Capital Eszett in OpenType code

James Grieshaber · May 2013

I’ve been drawing these Capital Eszetts for fonts lately. And I am aware there is a bit of controversy weather or not to use the Capital Eszett or simply replace it with SS. That being said, how do you deal with substituting the cap for the lowercase in the OpenType code? Which way makes the most sense and why?
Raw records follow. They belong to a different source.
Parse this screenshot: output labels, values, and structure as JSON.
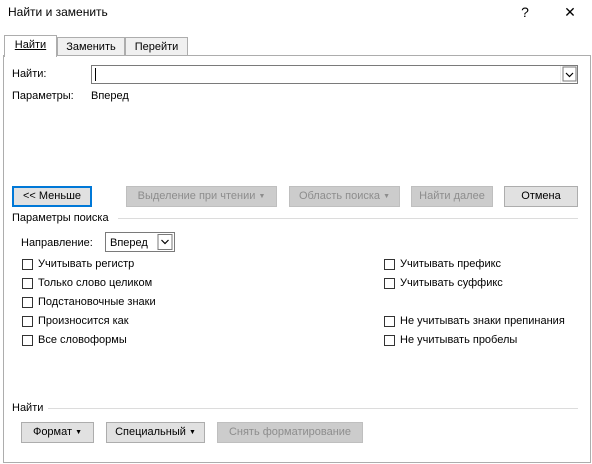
{
  "window": {
    "title": "Найти и заменить",
    "help_label": "?",
    "close_label": "✕"
  },
  "tabs": [
    {
      "label": "Найти",
      "active": true
    },
    {
      "label": "Заменить",
      "active": false
    },
    {
      "label": "Перейти",
      "active": false
    }
  ],
  "find": {
    "label": "Найти:",
    "value": "",
    "params_label": "Параметры:",
    "params_value": "Вперед"
  },
  "buttons": {
    "less": "<< Меньше",
    "reading_highlight": "Выделение при чтении",
    "search_in": "Область поиска",
    "find_next": "Найти далее",
    "cancel": "Отмена"
  },
  "search_options": {
    "section_label": "Параметры поиска",
    "direction_label": "Направление:",
    "direction_value": "Вперед",
    "left": [
      {
        "label": "Учитывать регистр",
        "checked": false
      },
      {
        "label": "Только слово целиком",
        "checked": false
      },
      {
        "label": "Подстановочные знаки",
        "checked": false
      },
      {
        "label": "Произносится как",
        "checked": false
      },
      {
        "label": "Все словоформы",
        "checked": false
      }
    ],
    "right": [
      {
        "label": "Учитывать префикс",
        "checked": false
      },
      {
        "label": "Учитывать суффикс",
        "checked": false
      },
      {
        "label": "Не учитывать знаки препинания",
        "checked": false
      },
      {
        "label": "Не учитывать пробелы",
        "checked": false
      }
    ]
  },
  "find_section": {
    "label": "Найти",
    "format": "Формат",
    "special": "Специальный",
    "no_formatting": "Снять форматирование"
  },
  "colors": {
    "focus": "#0078d7",
    "button": "#e1e1e1",
    "disabled_text": "#8d8d8d"
  }
}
Christoph Koeberlin · May 2013

I’d suggest to only make the glyph a source glyph, not a target glyph. So, substitute Germandbls by Germandbls.smcp etc, but not germandbls by Germandbls.
If people want this glyph, they’ll access it directly. Most people will confuse it, though.

James Puckett · May 2013

Do enough Germans even agree on the legitimacy of Germandbls that the majority of times it gets used it won’t be perceived as a problem?

Chris Lozos · May 2013

I make all substitutions for eszett with SS. That way, only the users who know they really want it, can apply it manually. The only substitution I make is when creating all smallcaps. If the user has inserted the cap Eszett glyph (uni1E9E) , it will be substituted with the by uni1E9E.sc when selecting C2sc.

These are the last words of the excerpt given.